Boris Johnson was Britain’s first Catholic prime minister, but he said virtually nothing about his religious convictions, and it is unknown if he practises his faith.

Thérèse Coffey is a different matter. The new deputy prime minister and health secretary is a practising Catholic who takes her faith seriously and is considered one of prime minister Liz Truss’s closest political allies.

“I don’t know that I wear my religion on my sleeve, but it is undoubtedly part of who I am,” she told Sky News in June 2022. “There are issues that get decided in parliament — great ethical issues of the day — and so, of course, I’ll participate in that.”
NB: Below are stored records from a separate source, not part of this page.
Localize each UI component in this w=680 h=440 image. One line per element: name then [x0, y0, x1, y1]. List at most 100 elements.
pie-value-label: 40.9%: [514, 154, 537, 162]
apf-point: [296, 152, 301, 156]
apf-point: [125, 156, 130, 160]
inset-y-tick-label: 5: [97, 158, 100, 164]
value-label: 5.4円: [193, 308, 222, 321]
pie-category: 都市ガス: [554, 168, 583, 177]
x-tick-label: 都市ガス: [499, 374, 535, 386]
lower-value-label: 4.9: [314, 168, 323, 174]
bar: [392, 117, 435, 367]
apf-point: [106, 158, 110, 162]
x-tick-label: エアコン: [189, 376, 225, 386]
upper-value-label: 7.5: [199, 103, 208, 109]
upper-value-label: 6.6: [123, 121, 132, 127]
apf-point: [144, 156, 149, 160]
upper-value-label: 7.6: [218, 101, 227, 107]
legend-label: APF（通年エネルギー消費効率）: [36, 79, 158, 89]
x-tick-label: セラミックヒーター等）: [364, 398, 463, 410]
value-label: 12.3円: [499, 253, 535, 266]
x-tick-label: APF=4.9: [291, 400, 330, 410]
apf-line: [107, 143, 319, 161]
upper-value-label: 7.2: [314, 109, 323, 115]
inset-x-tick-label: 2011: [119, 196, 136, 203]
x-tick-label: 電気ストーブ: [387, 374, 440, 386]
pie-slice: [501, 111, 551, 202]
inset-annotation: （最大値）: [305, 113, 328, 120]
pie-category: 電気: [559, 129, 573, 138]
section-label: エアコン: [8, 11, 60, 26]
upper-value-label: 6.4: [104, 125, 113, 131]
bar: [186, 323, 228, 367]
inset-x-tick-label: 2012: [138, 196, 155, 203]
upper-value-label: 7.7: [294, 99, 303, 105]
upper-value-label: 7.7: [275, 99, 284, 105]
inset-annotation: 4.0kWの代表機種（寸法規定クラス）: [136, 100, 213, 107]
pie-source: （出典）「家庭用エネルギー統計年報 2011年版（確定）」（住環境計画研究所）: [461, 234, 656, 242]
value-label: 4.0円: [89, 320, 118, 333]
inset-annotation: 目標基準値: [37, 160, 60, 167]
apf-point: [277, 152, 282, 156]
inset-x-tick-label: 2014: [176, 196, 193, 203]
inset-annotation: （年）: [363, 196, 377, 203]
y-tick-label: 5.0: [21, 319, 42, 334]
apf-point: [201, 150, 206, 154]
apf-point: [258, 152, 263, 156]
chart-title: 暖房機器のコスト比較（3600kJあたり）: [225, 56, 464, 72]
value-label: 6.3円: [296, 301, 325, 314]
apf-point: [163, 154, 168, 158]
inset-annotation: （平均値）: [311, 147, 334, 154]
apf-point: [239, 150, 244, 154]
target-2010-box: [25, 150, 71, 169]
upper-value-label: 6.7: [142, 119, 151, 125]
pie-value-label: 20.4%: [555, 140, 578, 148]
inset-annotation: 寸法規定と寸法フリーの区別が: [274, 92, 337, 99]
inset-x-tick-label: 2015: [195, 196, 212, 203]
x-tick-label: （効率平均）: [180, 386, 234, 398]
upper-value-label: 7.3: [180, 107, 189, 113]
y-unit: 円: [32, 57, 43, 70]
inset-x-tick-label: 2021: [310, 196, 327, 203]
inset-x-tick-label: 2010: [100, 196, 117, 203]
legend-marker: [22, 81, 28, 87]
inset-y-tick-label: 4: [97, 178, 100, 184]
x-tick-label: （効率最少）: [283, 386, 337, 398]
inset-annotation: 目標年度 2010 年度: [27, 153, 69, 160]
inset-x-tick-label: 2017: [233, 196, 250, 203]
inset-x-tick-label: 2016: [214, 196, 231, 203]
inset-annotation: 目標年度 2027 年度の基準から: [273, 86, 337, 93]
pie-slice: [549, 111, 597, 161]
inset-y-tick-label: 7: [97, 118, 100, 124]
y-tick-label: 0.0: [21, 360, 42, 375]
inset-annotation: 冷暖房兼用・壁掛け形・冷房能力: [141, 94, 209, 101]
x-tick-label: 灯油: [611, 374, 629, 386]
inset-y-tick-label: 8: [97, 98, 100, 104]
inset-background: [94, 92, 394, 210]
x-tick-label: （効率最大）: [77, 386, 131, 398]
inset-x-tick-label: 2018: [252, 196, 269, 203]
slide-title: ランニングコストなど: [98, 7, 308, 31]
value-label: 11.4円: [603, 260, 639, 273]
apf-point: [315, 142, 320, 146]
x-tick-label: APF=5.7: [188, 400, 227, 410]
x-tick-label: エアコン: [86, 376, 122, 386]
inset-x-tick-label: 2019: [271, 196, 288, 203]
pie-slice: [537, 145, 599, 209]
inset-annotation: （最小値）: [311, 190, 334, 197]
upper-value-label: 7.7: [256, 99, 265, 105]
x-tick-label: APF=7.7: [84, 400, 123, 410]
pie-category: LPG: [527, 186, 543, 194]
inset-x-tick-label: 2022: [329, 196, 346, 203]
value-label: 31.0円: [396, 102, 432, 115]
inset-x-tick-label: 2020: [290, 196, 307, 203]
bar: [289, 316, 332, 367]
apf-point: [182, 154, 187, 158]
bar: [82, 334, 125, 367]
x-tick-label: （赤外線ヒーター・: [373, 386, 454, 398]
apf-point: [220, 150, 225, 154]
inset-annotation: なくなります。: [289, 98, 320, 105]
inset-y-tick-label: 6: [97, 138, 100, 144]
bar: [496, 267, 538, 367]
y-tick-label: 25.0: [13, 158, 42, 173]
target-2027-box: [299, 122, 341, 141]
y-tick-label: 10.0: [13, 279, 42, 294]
Ms Coffey is from the northwest of England, the traditional Catholic heartland of England and Wales. She was born in Lancashire and educated at Catholic schools, including St Mary’s, Crosby, and St Edward’s College, Liverpool.

Both of them are prominent Catholic education institutions with St Mary’s alumni including Cardinal Vincent Nichols, the Archbishop of Westminster, and Lord Birt, the former director-general of the BBC. St Edward’s former pupils include Sir Terry Leahy, the former chief executive of Tesco and two Labour members of parliament: Peter Kilfoyle, who was MP for Liverpool Walton 1991-2010, and Dan Carden, who was elected to the same seat in 2017. Both St Mary’s and St Edward’s were once grammar schools for boys run by the Christian Brothers but today are co-educational. St Edward’s is a state-funded academy while St Mary’s became an independent school in the mid-1970s and was independent when Ms Coffey attended from 1986 to 1988.